Who we are.
by Victor Davis Hanson
National Review Online
The nature of American technology and confidence in it are now such that our own astounding achievements sometimes insulate us from the unforgiving laws of the natural world that will not go away. What brought down theColumbia over Texas was not, as our enemies in Iraq claim, an angry god, nor, as pessimists allege, nemesis for our imperial hubris — but physics itself and the fact we are quite puny humans after all. After over a decade and a half of nearly 100 routine flights, Americans had almost forgotten the near impossibility of missions that send men and women of mere flesh reentering through the sky 200,000 feet above earth’s surface, in thin metal heated to 3,000 degrees, and at Mach-18 speeds.

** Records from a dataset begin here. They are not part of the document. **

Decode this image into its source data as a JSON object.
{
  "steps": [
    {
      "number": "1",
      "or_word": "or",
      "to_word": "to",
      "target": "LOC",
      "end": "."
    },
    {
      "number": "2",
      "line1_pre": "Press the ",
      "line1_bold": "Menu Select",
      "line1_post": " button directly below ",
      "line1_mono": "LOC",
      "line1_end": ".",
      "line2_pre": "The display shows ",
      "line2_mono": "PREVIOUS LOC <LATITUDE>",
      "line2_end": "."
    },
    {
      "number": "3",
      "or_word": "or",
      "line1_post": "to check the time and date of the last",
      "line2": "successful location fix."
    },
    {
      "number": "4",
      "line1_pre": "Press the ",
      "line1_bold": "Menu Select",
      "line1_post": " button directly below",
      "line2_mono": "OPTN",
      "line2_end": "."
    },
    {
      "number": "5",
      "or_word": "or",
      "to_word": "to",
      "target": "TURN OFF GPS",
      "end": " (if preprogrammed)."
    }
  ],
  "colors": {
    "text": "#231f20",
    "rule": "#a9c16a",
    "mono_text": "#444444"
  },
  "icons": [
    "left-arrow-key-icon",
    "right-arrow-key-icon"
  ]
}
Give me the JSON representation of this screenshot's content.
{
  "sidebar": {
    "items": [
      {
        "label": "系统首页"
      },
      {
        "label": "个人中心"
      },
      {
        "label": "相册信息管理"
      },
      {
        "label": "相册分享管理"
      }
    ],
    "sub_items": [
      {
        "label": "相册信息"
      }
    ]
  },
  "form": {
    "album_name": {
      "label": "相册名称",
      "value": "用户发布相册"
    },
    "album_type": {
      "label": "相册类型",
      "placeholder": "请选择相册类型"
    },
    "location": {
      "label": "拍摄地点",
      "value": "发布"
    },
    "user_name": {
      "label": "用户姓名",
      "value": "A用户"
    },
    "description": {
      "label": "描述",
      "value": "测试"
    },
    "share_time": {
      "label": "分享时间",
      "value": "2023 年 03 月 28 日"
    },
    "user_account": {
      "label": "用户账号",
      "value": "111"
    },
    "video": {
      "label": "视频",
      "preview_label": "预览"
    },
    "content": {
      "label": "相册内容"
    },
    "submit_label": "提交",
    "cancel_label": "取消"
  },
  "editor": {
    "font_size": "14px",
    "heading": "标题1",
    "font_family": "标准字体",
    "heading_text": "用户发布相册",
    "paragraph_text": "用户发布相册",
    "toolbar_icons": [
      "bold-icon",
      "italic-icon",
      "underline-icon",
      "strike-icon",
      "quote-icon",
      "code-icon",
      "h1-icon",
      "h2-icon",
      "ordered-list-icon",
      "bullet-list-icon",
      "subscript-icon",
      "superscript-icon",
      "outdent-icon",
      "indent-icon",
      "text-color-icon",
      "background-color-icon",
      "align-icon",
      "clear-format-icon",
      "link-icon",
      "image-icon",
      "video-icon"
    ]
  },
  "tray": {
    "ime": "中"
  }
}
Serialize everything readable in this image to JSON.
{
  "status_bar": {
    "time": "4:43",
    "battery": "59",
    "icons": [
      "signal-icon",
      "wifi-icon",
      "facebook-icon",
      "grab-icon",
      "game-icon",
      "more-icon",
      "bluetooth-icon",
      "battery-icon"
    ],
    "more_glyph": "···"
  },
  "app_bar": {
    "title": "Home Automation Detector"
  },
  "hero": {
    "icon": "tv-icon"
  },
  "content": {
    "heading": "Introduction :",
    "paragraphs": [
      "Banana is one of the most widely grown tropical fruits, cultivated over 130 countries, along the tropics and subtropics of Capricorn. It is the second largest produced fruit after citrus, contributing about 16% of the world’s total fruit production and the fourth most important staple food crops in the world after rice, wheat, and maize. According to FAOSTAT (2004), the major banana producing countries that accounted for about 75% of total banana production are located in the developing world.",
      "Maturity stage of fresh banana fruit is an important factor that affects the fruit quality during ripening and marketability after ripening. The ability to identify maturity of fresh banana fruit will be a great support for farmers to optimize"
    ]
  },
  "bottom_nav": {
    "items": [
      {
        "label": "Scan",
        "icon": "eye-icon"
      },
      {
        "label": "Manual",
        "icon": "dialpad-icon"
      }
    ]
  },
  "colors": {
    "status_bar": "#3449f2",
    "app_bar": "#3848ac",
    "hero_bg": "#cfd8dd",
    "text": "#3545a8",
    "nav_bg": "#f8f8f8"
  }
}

What is surprising is not just that it is done, but that it has been done so frequently, routinely, and professionally by those who do not just endure it but welcome the ordeal. These are uncertain times when what we once thought were natural things — like twin 1,000-foot towers projecting into the sky and manned projectiles zooming in from outer space — have suddenly been proven to be unnatural and thus dangerous after all. They most certainly are — which is all the more remarkable when we know that just as the towers will rise again, so too the shuttles will once more take off. Such are the expectations of the American people of their natural elite who do such things that most of us cannot. I don’t know whether this American frontier audacity is always sober or wise, but it is a critical part of who we are — and the world, I think, is a far better place for it.